Ten renginden dolayı yaşadığı ötekileşme hassas noktalarından biriydi. “Cildin rengi gözlerin parlaklığından daha önemli olduğu sürece savaş olacaktır” diyen Pele yaşamı boyunca ten renginin dezavantaj olmasına karşı çıkmış, pek çok organizasyonda bunun savunuculuğunu yapmıştır.
O bir futbol üstadı, futbol elçisiydi ve daha uzun zamanlar öyle kalacağını da tahmin etmek güç değil.
“Pele gibisi, yok. Annem beni yaptı ve fabrikayı kapattı”
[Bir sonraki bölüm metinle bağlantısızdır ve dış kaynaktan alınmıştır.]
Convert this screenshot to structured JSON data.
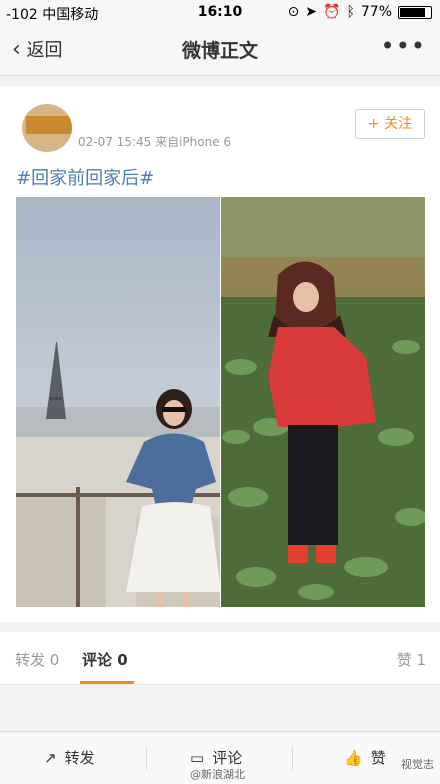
{
  "status": {
    "carrier": "-102 中国移动",
    "time": "16:10",
    "battery_text": "77%",
    "battery_level": 0.77
  },
  "nav": {
    "back_label": "返回",
    "title": "微博正文",
    "more_label": "•••"
  },
  "post": {
    "meta": "02-07 15:45  来自iPhone 6",
    "follow_label": "+ 关注",
    "hashtag": "#回家前回家后#"
  },
  "tabs": {
    "repost": "转发 0",
    "comment": "评论 0",
    "like": "赞 1"
  },
  "bottom": {
    "repost": "转发",
    "comment": "评论",
    "like": "赞"
  },
  "watermark": {
    "right": "视觉志",
    "bottom": "@新浪湖北"
  },
  "colors": {
    "accent": "#f08c1e",
    "link": "#4f7bbd"
  }
}
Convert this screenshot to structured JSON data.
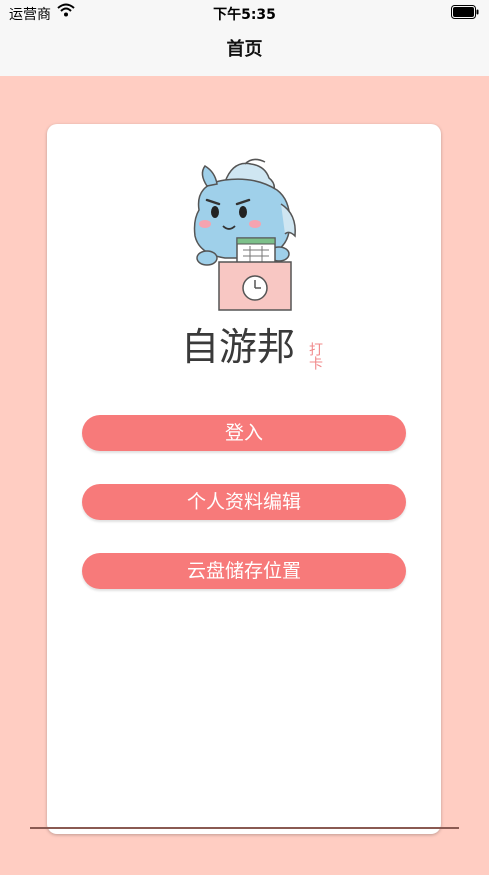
{
  "status_bar": {
    "carrier": "运营商",
    "time": "下午5:35"
  },
  "nav": {
    "title": "首页"
  },
  "brand": {
    "logo_text": "自游邦",
    "logo_sub": "打卡",
    "mascot_icon": "mascot-clock-card-icon"
  },
  "buttons": {
    "login": "登入",
    "profile_edit": "个人资料编辑",
    "cloud_storage": "云盘储存位置"
  },
  "colors": {
    "background": "#ffcdc2",
    "button": "#f77a7a",
    "logo_text": "#3a3a3a",
    "logo_sub": "#f0888a"
  }
}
Büyük futbolcu yaşamının son on yılında kanserle mücadele etti. Karnında da başlayan ağrılar nedeniyle hastaneye kaldırılan Pele’nin geçirdiği operasyonla bağırsağından kitle alındı. Ancak hastalığı yıllar içerisinde kontrol altında tutulsa da ilerlemeye devam etti.
Katar’da yapılan 2022 Dünya Kupası’nda Brezilya Milli Takımı ağırlaşarak hastaneye kaldırılan Pele için pankart açıp desteklerini sundular.
Yaklaşık 15 gün sonra yeniden hastaneye yatırılan Pele tüm dünyanın sevgisine ve dualarına karşın daha fazla dayanamayarak 29 Aralık'ta yaşamını yitirdi.
Geride başarılarla dolu bir futbol yaşamı, saha dışındaki örnek profili kaldı. Futbol Pele’den sonra bir daha eskisi gibi olmayacak.